Defense counsel should conduct prompt discovery to ascertain whether the plaintiff is a Medicare beneficiary, and if so the extent of benefits received.

If Medicare's claim is unresolved, settlement may be difficult. Defendants will no doubt insist on including language in the settlement agreement that makes the plaintiff (and plaintiffs counsel) responsible for all liens, including Medicare. The defense will probably also ask for indemnity with respect to those liens, and may condition final payment upon resolution of them, perhaps with Medicare as a co-payee on the settlement draft. As a last resort, defendants can interplead settlement funds and join Medicare as a party so that everyone can conclude outstanding issues in a single proceeding.
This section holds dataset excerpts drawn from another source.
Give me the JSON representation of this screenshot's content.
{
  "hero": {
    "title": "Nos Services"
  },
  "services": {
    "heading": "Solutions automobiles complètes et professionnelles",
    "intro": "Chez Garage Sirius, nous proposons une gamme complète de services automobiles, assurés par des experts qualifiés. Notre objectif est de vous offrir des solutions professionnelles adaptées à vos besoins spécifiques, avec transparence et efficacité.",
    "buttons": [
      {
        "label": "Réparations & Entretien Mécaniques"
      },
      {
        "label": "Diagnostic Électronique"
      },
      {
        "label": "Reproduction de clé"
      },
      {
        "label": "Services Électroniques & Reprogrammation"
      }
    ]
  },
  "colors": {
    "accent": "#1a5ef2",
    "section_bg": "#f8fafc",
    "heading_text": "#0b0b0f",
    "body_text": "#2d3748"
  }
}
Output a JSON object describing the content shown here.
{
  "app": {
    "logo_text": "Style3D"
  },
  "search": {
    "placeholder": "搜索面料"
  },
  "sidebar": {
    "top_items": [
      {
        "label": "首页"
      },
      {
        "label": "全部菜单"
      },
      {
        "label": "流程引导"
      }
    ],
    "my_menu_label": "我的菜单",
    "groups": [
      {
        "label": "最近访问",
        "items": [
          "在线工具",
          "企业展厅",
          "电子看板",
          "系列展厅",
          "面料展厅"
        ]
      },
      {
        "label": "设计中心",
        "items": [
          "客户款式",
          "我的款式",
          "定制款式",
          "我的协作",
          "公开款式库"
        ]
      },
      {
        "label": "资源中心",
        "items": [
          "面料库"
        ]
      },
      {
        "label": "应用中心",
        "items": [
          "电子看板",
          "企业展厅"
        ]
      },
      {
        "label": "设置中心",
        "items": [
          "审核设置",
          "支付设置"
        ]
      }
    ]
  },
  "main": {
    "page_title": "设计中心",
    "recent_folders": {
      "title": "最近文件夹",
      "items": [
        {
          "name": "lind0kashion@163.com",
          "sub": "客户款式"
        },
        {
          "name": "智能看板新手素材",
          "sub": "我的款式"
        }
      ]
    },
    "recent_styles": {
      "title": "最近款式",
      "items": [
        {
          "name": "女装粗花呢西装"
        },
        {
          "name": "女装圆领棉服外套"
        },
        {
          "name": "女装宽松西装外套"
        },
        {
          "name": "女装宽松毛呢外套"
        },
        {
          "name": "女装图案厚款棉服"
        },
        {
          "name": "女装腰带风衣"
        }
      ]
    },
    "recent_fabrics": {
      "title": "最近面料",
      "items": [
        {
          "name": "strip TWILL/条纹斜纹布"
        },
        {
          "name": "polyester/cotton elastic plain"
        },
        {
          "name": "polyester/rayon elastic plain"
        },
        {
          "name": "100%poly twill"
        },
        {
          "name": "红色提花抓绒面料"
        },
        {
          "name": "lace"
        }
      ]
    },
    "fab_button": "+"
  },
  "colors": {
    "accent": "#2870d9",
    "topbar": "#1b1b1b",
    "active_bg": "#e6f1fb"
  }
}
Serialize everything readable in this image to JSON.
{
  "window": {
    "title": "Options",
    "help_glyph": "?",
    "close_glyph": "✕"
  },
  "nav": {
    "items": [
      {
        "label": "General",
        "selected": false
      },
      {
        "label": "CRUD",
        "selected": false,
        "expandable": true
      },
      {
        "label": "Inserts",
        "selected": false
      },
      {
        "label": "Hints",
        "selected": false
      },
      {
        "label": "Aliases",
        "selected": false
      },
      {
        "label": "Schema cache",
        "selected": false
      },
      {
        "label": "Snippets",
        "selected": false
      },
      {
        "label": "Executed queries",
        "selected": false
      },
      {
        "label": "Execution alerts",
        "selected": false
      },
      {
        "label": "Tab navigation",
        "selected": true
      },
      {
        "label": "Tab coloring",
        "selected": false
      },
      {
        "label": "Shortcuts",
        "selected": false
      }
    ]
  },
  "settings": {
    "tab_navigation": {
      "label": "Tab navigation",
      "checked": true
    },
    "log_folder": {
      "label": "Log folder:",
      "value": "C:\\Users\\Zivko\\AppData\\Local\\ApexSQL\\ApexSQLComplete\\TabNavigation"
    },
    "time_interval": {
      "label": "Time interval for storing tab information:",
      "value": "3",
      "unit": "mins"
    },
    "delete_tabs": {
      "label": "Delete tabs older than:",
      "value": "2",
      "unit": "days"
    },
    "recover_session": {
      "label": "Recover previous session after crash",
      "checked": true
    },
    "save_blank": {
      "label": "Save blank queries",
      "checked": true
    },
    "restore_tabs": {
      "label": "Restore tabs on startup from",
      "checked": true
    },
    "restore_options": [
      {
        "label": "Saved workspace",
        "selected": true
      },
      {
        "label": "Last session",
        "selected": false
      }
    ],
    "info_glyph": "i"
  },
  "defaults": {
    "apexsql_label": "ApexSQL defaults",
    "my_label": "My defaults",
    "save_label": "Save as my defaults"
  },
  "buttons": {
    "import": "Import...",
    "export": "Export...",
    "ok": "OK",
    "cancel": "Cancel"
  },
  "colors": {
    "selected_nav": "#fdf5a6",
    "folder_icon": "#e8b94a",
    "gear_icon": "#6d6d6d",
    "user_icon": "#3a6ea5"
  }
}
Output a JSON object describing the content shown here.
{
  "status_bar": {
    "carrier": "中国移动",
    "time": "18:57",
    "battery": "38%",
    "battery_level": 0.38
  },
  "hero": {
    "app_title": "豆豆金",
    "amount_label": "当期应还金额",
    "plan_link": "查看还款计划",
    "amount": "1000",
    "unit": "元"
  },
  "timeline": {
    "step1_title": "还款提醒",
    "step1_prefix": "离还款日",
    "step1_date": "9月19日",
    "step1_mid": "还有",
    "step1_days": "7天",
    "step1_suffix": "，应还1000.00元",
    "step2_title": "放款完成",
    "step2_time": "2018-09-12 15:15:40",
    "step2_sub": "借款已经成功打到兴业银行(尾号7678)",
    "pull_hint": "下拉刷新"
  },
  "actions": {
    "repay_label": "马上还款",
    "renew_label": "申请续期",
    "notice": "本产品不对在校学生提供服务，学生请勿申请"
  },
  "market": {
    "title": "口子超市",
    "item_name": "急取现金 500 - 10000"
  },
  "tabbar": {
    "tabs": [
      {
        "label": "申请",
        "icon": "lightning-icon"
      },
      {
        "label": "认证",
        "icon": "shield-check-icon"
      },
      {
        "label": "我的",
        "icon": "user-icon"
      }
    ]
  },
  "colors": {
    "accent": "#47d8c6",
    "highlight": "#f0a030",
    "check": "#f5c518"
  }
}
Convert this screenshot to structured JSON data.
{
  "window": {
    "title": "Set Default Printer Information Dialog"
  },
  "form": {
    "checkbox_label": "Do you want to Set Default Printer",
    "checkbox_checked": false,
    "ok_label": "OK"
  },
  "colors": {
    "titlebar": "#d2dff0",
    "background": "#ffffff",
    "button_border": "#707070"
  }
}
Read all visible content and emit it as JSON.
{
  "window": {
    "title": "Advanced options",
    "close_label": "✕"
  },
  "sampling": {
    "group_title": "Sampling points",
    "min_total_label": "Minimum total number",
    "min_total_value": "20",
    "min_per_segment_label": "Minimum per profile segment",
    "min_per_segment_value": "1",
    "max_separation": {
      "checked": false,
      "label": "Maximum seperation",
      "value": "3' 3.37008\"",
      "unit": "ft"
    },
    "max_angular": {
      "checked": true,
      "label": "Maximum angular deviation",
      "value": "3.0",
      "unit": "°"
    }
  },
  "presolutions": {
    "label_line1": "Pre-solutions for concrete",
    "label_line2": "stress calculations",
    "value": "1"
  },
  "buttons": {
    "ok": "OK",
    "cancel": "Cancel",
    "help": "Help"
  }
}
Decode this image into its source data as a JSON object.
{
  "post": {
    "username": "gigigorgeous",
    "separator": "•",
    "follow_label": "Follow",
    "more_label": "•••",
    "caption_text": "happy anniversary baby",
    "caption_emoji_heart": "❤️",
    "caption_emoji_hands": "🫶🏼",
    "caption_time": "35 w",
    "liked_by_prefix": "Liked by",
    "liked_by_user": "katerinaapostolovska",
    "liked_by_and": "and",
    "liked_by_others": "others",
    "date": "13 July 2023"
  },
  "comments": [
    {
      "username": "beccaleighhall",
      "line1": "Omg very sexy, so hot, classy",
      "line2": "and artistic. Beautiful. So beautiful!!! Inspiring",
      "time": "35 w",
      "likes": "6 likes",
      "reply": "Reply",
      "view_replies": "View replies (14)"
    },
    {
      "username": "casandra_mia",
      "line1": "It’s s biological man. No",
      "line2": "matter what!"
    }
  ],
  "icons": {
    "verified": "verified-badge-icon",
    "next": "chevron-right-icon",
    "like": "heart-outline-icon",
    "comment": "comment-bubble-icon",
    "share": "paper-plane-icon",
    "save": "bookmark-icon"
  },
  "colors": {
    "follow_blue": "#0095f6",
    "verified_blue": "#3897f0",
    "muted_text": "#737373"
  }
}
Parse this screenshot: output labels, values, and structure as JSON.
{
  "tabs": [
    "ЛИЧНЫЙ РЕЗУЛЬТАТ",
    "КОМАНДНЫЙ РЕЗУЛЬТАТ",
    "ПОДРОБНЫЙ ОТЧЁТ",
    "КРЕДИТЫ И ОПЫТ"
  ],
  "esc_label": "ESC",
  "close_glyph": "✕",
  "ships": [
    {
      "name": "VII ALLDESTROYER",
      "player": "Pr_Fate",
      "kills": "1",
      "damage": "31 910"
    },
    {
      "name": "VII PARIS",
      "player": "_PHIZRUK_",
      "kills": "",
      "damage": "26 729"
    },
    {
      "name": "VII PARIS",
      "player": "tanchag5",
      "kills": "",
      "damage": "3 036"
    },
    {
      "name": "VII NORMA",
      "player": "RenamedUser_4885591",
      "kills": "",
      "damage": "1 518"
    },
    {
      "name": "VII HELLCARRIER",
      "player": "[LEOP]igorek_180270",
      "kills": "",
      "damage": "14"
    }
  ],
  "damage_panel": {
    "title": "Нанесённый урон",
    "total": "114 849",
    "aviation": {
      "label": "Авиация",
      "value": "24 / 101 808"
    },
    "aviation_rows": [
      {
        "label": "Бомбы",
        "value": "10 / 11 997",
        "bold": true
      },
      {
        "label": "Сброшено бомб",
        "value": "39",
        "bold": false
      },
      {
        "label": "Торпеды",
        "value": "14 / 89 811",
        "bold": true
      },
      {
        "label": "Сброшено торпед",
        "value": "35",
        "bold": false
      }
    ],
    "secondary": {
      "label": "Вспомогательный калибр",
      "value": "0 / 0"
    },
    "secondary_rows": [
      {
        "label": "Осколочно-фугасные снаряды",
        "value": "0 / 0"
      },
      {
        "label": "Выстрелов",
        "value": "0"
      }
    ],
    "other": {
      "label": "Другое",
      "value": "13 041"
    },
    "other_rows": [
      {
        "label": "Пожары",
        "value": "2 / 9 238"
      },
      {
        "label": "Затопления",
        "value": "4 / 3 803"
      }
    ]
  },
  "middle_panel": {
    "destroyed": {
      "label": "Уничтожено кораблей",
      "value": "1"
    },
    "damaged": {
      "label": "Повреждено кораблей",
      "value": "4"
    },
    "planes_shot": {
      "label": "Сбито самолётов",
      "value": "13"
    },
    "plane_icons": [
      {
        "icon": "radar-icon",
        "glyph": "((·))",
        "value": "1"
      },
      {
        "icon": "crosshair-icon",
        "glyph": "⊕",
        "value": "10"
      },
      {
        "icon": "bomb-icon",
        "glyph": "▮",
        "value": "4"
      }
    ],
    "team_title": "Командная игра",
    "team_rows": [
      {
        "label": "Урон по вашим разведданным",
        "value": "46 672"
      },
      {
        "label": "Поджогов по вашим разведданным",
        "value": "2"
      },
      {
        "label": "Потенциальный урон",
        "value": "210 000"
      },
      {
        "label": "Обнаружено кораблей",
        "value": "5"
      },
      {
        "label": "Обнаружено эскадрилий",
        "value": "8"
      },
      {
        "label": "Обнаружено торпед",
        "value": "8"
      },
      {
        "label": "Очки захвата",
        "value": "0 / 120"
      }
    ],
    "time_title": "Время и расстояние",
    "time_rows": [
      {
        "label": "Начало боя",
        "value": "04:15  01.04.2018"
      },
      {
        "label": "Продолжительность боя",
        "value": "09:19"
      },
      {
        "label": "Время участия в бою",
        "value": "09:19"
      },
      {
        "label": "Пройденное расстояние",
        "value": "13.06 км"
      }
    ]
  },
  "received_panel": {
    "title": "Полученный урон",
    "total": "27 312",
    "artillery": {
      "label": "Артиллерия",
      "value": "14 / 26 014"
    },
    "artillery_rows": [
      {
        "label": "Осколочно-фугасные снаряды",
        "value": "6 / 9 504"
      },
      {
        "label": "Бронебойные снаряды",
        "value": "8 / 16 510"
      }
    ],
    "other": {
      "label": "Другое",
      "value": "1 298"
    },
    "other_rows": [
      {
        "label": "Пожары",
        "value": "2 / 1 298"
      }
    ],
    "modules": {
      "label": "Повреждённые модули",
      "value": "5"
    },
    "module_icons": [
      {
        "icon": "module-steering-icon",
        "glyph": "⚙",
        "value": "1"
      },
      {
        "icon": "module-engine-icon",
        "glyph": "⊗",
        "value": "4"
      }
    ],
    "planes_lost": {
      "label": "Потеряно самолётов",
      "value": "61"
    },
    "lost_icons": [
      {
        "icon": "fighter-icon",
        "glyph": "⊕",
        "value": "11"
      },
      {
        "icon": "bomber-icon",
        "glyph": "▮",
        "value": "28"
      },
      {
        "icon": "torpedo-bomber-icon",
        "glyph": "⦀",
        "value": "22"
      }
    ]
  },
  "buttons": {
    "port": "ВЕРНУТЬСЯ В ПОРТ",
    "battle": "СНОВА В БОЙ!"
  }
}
When handling settlement proceeds, attorneys should set aside sufficient funds in their trust account to cover a potential Medicare claim. Clients may not like having their money tied up, but doing so avoids future liability.

Given the federal budget deficit, Medicare will probably increase efforts to enforce its rights in personal injury cases. For that reason, attorneys on all sides need to be aware of both Medicare's notification and reimbursement rights and the consequences of ignoring them.

Steven G. Mehta is an attorney mediator in Valencia whose practice focuses on health care and injury mediations.